RFC1843 HZ - A Data Format for Exchanging Files of Arbitrarily MixedChinese and ASCII characters

1843 HZ - A Data Format for Exchanging Files of Arbitrarily MixedChinese and ASCII characters. F. Lee. August 1995. (Format: TXT=8787 bytes) (Status: INFORMATIONAL)

日本語訳
RFC一覧

参照

Network Working Group                                             F. Lee
Request for Comments: 1843                           Stanford University
Category: Informational                                      August 1995


               HZ - A Data Format for Exchanging Files of
             Arbitrarily Mixed Chinese and ASCII characters

Status of this Memo

   This memo provides information for the Internet community.  This memo
   does not specify an Internet standard of any kind.  Distribution of
   this memo is unlimited.

Abstract

   The content of this memo is identical to an article of the same title
   written by the author on September 4, 1989.  In this memo, GB stands
   for GB2312-80.  Note that the title is kept only for historical
   reasons.  HZ has been widely used for purposes other than "file
   exchange".

1. Introduction

   Most existing computer systems which can handle a text file of
   arbitrarily mixed Chinese and ASCII characters use 8-bit codes.  To
   exchange such text files through electronic mail on ASCII computer
   systems, it is necessary to encode them in a 7-bit format.  A generic
   binary to ASCII encoder is not sufficient, because there is currently
   no universal standard for such 8-bit codes. For example, CCDOS and
   Macintosh's Chinese OS use different internal codes.  Fortunately,
   there is a PRC national standard, GuoBiao (GB), for the encoding of
   Chinese characters, and Chinese characters encoded in the above
   systems can be easily converted to GB by a simple formula. (* The ROC
   standard BIG-5 is outside the scope of this article.)

   HZ is a 7-bit data format proposed for arbitrarily mixed GB and ASCII
   text file exchange.  HZ is also intended for the design of terminal
   emulators that display and edit mixed Chinese and ASCII text files in
   real time.











Lee                          Informational                      [Page 1]

RFC 1843        HZ - A Data Format for Exchanging Files      August 1995


2. Specification

   The format of HZ is described in the following.

   Without loss of generality, we assume that all Chinese characters
   (HanZi) have already been encoded in GB.  A GB (GB1 and GB2) code is
   a two byte code, where the first byte is in the range $21-$77
   (hexadecimal), and the second byte is in the range $21-$7E.

   A graphical ASCII character is a byte in the range $21-$7E. A non-
   graphical ASCII character is a byte in the range $0-$20 or of the
   value $7F.

   Since the range of a graphical ASCII character overlaps that of a GB
   byte, a byte in the range $21-$7E is interpreted according to the
   mode it is in.  There are two modes, namely ASCII mode and GB mode.

   By convention, a non-graphical ASCII character should only appear in
   ASCII mode.

   The default mode is ASCII mode.

   In ASCII mode, a byte is interpreted as an ASCII character, unless a
   '~' is encountered.
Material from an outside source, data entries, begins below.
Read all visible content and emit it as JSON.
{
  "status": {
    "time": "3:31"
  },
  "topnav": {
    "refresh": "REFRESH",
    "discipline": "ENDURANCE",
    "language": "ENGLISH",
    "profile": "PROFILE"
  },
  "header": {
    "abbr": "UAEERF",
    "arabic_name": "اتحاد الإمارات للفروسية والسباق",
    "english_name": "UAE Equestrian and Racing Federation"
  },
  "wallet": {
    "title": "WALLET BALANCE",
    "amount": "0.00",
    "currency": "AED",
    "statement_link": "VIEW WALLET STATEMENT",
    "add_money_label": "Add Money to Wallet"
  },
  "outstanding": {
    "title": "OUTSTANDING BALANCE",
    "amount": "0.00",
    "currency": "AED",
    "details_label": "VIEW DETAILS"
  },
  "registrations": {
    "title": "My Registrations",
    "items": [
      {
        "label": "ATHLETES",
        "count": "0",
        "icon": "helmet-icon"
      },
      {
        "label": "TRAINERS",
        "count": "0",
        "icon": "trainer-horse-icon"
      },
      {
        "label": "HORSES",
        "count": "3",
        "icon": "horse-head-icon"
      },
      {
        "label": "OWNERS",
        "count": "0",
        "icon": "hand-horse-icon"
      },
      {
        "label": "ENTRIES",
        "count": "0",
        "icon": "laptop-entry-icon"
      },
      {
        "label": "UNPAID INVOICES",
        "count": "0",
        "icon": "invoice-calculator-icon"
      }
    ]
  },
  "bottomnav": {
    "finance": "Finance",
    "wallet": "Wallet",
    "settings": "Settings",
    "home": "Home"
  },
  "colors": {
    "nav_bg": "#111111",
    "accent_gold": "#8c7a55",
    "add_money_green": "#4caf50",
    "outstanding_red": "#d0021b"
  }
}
The character '~' is an escape character. By
   convention, it must be immediately followed ONLY by '~', '{' or '\n'
   (), with the following special meaning.

   o The escape sequence '~~' is interpreted as a '~'.
   o The escape-to-GB sequence '~{' switches the mode from ASCII to
     GB.
   o The escape sequence '~\n' is a line-continuation marker to be
     consumed with no output produced.

   In GB mode, characters are interpreted two bytes at a time as (pure)
   GB codes until the escape-from-GB code '~}' is read. This code
   switches the mode from GB back to ASCII.  (Note that the escape-
   from-GB code '~}' ($7E7D) is outside the defined GB range.)

   The decoding process is clear from the above description.

   The encoding process is straightforward. Note that an (ASCII) '~' is
   always encoded as '~~'. A sequence of GB codes is enclosed in '~{'
   and '~}'.








Lee                          Informational                      [Page 2]

RFC 1843        HZ - A Data Format for Exchanging Files      August 1995


3. Remarks & Recommendations

   We choose to encode any ASCII character except '~' as it is, rather
   than as a two byte code, and we choose ASCII as the default mode for
   the following reasons. The computer systems we use is ASCII based.  A
   HZ file containing pure ASCII characters (i.e. no Chinese characters)
   except '~' is precisely a pure ASCII file. In general, the English
   (ASCII) portion of a HZ file is directly readable.

   The escape character '~' is chosen not only because it is commonly
   used in the ASCII world, but also because '~' ($7E) is outside the
   defined range ($21-$77) of the first byte of a GB code.

   In ASCII mode, other potential escape sequences, i.e., two byte
   sequences beginning with '~' (other than '~~', '~{', '~\n') are
   currently invalid HZ sequences. Hence, they can be used for future
   extension of HZ with total upward compatibility.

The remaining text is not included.